Según un análisis de Bloomberg en Línea, países como Uruguay, Chile y Costa Rica “mantienen salarios mínimos muy por encima de economías de menor ingreso como Venezuela o Cuba”
(Caracas, jun 22/LV).- En lo que va de 2026, varios países de América Latina lograron avances en la recuperación del poder adquisitivo a través de ajustes al salario mínimo. Sin embargo, Venezuela se mantiene en la última posición del ranking regional, según un análisis de Bloomberg en Línea.
De acuerdo con su informe, países como Uruguay, Chile y Costa Rica “mantienen salarios mínimos muy por encima de economías de menor ingreso como Venezuela o Cuba”.
Por su parte, Argentina, Chile, Bolivia y Brasil se mantienen en el top de países que aumentaron el salario mínimo con el objetivo de “proteger los ingresos de los hogares y contener las presiones inflacionarias”.

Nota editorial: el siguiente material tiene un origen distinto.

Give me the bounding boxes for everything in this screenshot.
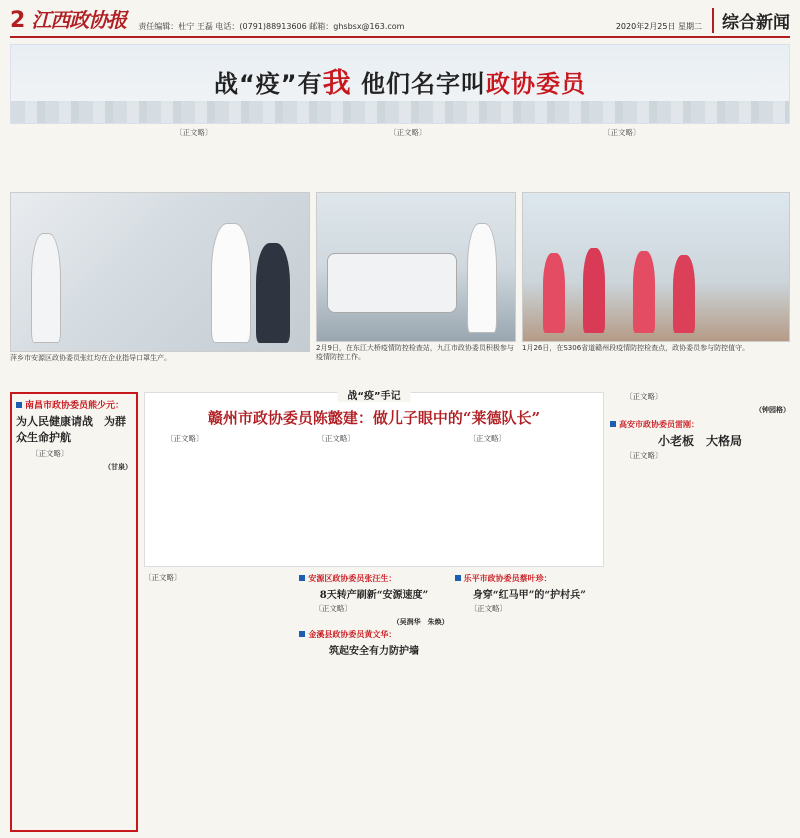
article-kicker xyxy=(299,629,448,640)
article-body: 〔正文略〕 xyxy=(625,451,663,461)
photo-strip xyxy=(10,192,790,382)
article-title: 筑起安全有力防护墙 xyxy=(328,646,419,658)
middle-column xyxy=(144,392,604,832)
headline-red: 我 xyxy=(322,66,352,99)
feature-tag: 战“疫”手记 xyxy=(337,387,410,402)
feature-article xyxy=(144,392,604,567)
article-kicker xyxy=(299,573,448,584)
continued-text: 〔正文略〕 xyxy=(144,573,182,582)
masthead xyxy=(10,8,790,38)
sub-article-1 xyxy=(144,573,293,832)
square-bullet-icon xyxy=(16,402,22,408)
article-title: 为人民健康请战 为群众生命护航 xyxy=(16,415,126,444)
feature-col: 〔正文略〕 xyxy=(317,434,355,443)
article-body: 〔正文略〕 xyxy=(469,604,508,613)
right-column xyxy=(610,392,790,832)
byline: （钟园格） xyxy=(755,405,790,414)
square-bullet-icon xyxy=(299,575,305,581)
left-article xyxy=(10,392,138,832)
square-bullet-icon xyxy=(610,421,616,427)
issue-date: 2020年2月25日 星期二 xyxy=(615,22,702,32)
article-title: 身穿“红马甲”的“护村兵” xyxy=(472,590,586,601)
kicker-text: 安源区政协委员张汪生： xyxy=(308,574,397,583)
feature-col: 〔正文略〕 xyxy=(166,434,204,443)
kicker-text: 南昌市政协委员熊少元： xyxy=(25,401,125,411)
village-photo xyxy=(522,192,790,342)
kicker-text: 乐平市政协委员蔡叶珍： xyxy=(463,574,552,583)
kicker-text: 高安市政协委员雷刚： xyxy=(619,420,699,430)
checkpoint-photo xyxy=(316,192,516,342)
photo-block-2 xyxy=(316,192,516,382)
article-kicker xyxy=(455,573,604,584)
page-number: 2 xyxy=(10,8,26,33)
section-title: 综合新闻 xyxy=(712,8,790,33)
article-body: 〔正文略〕 xyxy=(625,392,663,401)
skyline-decoration xyxy=(11,101,789,123)
article-kicker xyxy=(610,419,790,430)
sub-articles xyxy=(144,573,604,832)
photo-caption: 1月26日，在S306省道赣州段疫情防控检查点，政协委员参与防控值守。 xyxy=(522,344,750,352)
headline-banner xyxy=(10,44,790,124)
intro-col: 〔正文略〕 xyxy=(175,128,213,137)
headline-red: 政协委员 xyxy=(485,70,586,98)
headline-part: 他们名字叫 xyxy=(351,70,486,98)
editor-contact: 责任编辑：杜宁 王磊 电话：(0791)88913606 邮箱：ghsbsx@163.com xyxy=(138,22,405,32)
sub-article-2 xyxy=(299,573,448,832)
factory-photo xyxy=(10,192,310,352)
article-title: 小老板 大格局 xyxy=(657,434,742,449)
feature-col: 〔正文略〕 xyxy=(468,434,507,443)
feature-title: 赣州市政协委员陈懿建：做儿子眼中的“莱德队长” xyxy=(207,409,541,427)
photo-caption: 2月9日，在东江大桥疫情防控检查站，九江市政协委员积极参与疫情防控工作。 xyxy=(316,344,514,362)
newspaper-logo: 江西政协报 xyxy=(31,8,127,32)
square-bullet-icon xyxy=(455,575,461,581)
photo-block-1 xyxy=(10,192,310,382)
article-body: 〔正文略〕 xyxy=(314,604,352,613)
intro-col: 〔正文略〕 xyxy=(603,128,641,137)
sub-article-3 xyxy=(455,573,604,832)
photo-caption: 萍乡市安源区政协委员张红均在企业指导口罩生产。 xyxy=(10,354,171,362)
article-title: 8天转产刷新“安源速度” xyxy=(319,590,429,601)
headline-part: 战“疫”有 xyxy=(214,70,323,98)
intro-col: 〔正文略〕 xyxy=(389,128,427,137)
article-kicker xyxy=(16,398,132,411)
intro-text xyxy=(10,128,790,188)
byline: （甘泉） xyxy=(104,462,132,471)
photo-block-3 xyxy=(522,192,790,382)
article-body: 〔正文略〕 xyxy=(31,449,69,458)
page-headline xyxy=(11,61,789,101)
feature-body xyxy=(151,434,597,445)
square-bullet-icon xyxy=(299,631,305,637)
kicker-text: 金溪县政协委员黄文华： xyxy=(308,630,397,640)
lower-section xyxy=(10,392,790,832)
byline: （吴润华 朱焕） xyxy=(392,617,449,626)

El medio detalla que estos aumentos respondieron a presiones políticas y sociales para mejorar los ingresos reales y mercados laborales relativamente resilientes en varios países, dijo a Bloomberg Línea José Luis Mojica, gerente de Investigaciones Macroeconómicas de Bancolombia.
En el caso de Venezuela, se refleja que el salario al iniciar 2026 se ubicaba en 130 bolívares, estancado en esa cifra desde 2022, sin contar con un porcentaje de incremento. El sueldo en el país equivale a 23 centavos de dólar, aproximadamente, según el cambio oficial del Banco Central de Venezuela (BCV).
Sin embargo, pese a los incrementos, se reporta que, en algunos casos, los aumentos apenas compensan pérdidas previas, mientras que en otros generan aumentos reales significativos.
El aumento del salario mínimo en grandes economías de Latinoamérica como Brasil, México, Argentina, Chile y Colombia no fue efectivo para generar una recuperación generalizada del salario real privado/formal, manifestó Juan Pablo Filippini, profesor de Economía de la Facultad de Ciencias Empresariales de la Universidad Austral, en Argentina.
Filippini explicó que un aumento del salario mínimo puede ser absorbido sin mayores efectos de precios si acompaña no solo con mejoras de productividad, sino también con un crecimiento de la demanda y mayor competencia por trabajadores.
Pero cuando el salario mínimo sube más rápido que la productividad, especialmente en sectores intensivos en mano de obra y empresas de baja escala, el ajuste puede trasladarse a precios, márgenes empresariales, horas trabajadas, menor contratación formal o más informalidad.
Los expertos advierten que el principal riesgo inflacionario surge cuando los aumentos salariales superan de forma persistente la productividad laboral.
Uno de los riesgos es que los costos laborales crezcan más rápido que la capacidad de las empresas para absorberlos. Cuando esto ocurre, algunas compañías pueden reducir contrataciones, aplazar inversiones o trasladar parte de los mayores costos a los consumidores.
Los efectos suelen sentirse con mayor intensidad en pequeñas empresas y sectores con baja productividad.